PETALING JAYA: It looks like PRG Holdings Bhd’s proposed acquisition of Roopi Medical Centre Sdn Bhd may not take off, as the conditions precedent for the acquisition have not been fulfilled within the stipulated period.
In a filing to Bursa yesterday, PRG said the conditions precedent as stipulated in the share sale agreement and properties sale and purchase agreements have not been fulfilled by June 19, being the last date by which the conditions precedent must be fulfilled.
“The parties are in the midst of discussion on amongst others, an extension of time for the fulfilment of the said conditions precedent.

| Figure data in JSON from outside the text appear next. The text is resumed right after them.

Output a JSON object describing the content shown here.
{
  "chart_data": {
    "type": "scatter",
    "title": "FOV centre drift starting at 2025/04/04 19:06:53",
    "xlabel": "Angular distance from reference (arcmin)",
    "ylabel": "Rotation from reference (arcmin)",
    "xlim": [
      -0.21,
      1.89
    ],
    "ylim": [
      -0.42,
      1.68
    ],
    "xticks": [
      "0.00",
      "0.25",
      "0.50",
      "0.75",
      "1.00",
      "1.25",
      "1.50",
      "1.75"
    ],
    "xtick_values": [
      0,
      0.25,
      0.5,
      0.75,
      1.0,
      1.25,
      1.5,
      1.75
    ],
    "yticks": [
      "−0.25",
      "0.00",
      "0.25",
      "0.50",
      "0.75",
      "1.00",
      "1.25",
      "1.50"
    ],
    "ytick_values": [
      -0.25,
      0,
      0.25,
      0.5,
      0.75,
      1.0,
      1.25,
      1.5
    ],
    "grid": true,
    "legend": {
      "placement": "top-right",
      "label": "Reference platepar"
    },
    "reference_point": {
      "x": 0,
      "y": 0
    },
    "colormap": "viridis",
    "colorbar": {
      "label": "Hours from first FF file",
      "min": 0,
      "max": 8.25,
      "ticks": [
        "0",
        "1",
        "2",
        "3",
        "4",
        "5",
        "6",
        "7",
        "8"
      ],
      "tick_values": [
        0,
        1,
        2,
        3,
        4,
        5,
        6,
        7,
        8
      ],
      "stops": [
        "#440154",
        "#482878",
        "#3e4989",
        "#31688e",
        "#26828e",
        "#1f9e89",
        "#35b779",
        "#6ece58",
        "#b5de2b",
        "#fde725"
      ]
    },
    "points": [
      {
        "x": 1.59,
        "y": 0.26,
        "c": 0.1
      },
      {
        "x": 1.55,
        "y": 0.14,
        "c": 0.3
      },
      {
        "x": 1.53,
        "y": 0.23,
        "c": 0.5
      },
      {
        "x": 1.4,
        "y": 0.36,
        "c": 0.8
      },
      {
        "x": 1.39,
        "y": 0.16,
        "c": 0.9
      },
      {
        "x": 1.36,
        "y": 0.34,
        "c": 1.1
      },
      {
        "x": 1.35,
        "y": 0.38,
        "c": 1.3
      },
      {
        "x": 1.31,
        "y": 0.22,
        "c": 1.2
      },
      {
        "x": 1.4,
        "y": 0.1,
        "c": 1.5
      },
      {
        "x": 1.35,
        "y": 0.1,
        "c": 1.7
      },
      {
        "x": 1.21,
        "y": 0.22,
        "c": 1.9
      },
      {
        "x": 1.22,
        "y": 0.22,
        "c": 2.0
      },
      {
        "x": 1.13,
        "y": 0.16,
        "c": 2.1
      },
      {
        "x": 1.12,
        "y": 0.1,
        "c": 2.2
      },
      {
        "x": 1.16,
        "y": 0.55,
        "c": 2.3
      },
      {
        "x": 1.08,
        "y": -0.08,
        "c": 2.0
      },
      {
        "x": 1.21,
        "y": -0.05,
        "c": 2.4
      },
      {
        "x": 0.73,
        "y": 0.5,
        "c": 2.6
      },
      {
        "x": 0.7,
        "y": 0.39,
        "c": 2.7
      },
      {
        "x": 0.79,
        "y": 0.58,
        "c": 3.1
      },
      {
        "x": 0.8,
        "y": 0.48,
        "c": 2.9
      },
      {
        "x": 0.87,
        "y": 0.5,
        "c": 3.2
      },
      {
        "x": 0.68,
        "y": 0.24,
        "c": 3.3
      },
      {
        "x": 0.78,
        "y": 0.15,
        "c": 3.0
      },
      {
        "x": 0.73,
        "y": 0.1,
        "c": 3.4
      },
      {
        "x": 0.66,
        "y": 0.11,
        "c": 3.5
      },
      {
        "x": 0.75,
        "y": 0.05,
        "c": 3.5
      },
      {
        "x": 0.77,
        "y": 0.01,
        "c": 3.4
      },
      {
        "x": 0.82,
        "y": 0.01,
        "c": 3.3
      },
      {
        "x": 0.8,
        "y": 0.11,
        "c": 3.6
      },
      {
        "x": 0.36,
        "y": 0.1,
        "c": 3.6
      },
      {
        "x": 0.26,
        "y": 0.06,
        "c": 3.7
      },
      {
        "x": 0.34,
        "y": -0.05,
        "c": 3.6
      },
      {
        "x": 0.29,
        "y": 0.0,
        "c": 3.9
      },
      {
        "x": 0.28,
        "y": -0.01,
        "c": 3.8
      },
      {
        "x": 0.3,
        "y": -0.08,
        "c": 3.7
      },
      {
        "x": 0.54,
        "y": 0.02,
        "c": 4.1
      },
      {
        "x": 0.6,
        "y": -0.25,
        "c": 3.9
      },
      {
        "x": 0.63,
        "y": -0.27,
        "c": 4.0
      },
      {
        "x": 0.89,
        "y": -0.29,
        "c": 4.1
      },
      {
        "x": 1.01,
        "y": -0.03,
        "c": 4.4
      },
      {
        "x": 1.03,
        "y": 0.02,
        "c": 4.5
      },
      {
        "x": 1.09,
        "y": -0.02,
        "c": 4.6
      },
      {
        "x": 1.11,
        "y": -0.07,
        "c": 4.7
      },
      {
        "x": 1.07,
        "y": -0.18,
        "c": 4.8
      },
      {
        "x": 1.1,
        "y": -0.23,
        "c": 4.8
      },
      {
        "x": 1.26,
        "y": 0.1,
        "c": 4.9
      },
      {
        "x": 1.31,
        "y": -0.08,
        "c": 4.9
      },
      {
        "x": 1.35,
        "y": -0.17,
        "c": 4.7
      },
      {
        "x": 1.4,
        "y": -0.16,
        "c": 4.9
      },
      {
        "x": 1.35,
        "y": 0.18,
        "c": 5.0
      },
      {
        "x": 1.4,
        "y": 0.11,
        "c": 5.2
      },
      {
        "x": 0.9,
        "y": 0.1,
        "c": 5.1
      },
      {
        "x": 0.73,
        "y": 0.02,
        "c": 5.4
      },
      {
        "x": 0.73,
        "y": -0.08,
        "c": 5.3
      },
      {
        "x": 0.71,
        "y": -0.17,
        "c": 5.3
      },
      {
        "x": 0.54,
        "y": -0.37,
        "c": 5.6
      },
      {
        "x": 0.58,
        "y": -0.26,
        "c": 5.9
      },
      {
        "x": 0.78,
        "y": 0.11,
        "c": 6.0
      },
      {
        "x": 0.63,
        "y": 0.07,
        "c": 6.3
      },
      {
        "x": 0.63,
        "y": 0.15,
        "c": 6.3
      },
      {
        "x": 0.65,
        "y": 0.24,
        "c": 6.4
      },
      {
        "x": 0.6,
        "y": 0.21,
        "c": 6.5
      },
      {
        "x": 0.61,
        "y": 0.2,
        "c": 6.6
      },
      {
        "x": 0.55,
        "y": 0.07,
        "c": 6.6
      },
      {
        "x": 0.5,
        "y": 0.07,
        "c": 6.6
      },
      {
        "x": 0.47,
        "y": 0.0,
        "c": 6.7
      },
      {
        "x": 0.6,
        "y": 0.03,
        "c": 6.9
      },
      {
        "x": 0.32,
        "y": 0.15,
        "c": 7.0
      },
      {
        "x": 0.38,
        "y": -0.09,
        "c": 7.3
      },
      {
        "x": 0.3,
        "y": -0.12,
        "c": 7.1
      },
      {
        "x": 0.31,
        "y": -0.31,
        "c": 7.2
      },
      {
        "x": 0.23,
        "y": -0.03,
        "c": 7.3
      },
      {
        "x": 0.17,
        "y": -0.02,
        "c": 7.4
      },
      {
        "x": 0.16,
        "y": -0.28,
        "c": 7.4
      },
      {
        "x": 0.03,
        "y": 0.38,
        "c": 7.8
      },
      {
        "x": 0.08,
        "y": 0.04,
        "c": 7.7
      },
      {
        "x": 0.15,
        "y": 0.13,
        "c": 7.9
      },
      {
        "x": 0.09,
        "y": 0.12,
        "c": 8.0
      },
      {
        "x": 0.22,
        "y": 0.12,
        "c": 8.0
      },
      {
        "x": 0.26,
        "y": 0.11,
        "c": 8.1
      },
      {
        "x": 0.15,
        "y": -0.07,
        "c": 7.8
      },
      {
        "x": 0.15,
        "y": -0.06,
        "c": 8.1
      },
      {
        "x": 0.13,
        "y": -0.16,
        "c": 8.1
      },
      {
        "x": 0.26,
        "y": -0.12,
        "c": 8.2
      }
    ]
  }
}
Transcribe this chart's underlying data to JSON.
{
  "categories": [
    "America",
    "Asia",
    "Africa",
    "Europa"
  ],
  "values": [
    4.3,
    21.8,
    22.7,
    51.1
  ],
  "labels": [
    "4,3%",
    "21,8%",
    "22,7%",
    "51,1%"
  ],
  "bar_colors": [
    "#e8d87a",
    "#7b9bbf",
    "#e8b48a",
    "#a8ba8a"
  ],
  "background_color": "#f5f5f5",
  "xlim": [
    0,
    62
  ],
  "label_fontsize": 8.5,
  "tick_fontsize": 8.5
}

“In the event the parties are not able to agree upon the proposed extension, the parties would have been entitled to terminate the share sale agreement and properties sale and purchase agreements by issuing a notice of termination to the other party,” PRG said.
The relevant announcement will be made once the parties to the agreements have reached a definitive agreement on the proposed extension.
In January, PRG announced that it is making an entry into the healthcare business in Malaysia, with the proposed acquisition of Roopi Medical Centre and its properties for a cash consideration of RM18.3mil.
From this sum, RM7.3mil is for the equity interest in Roopi Medical Centre, while RM11mil is for two properties in Kuala Lumpur owned by Linecom Corp Sdn Bhd, which is in turn owned by common shareholders of Roopi Medical Centre.
Roopi Medical Centre’s facilities include four consultation rooms, three operating theatres, five nursery rooms and a total of 37 beds.
Apart from Roopi, PRG had at the same time also entered into an MoU with Esther Postpartum Care Sdn Bhd (EPC) for the sale and purchase of 25% of the issued and paid up share capital in EPC for RM3.75mil.
Confinement services provider EPC is part of the Dun Nan True Love Group, one of the most successful postpartum care services providers in Taiwan.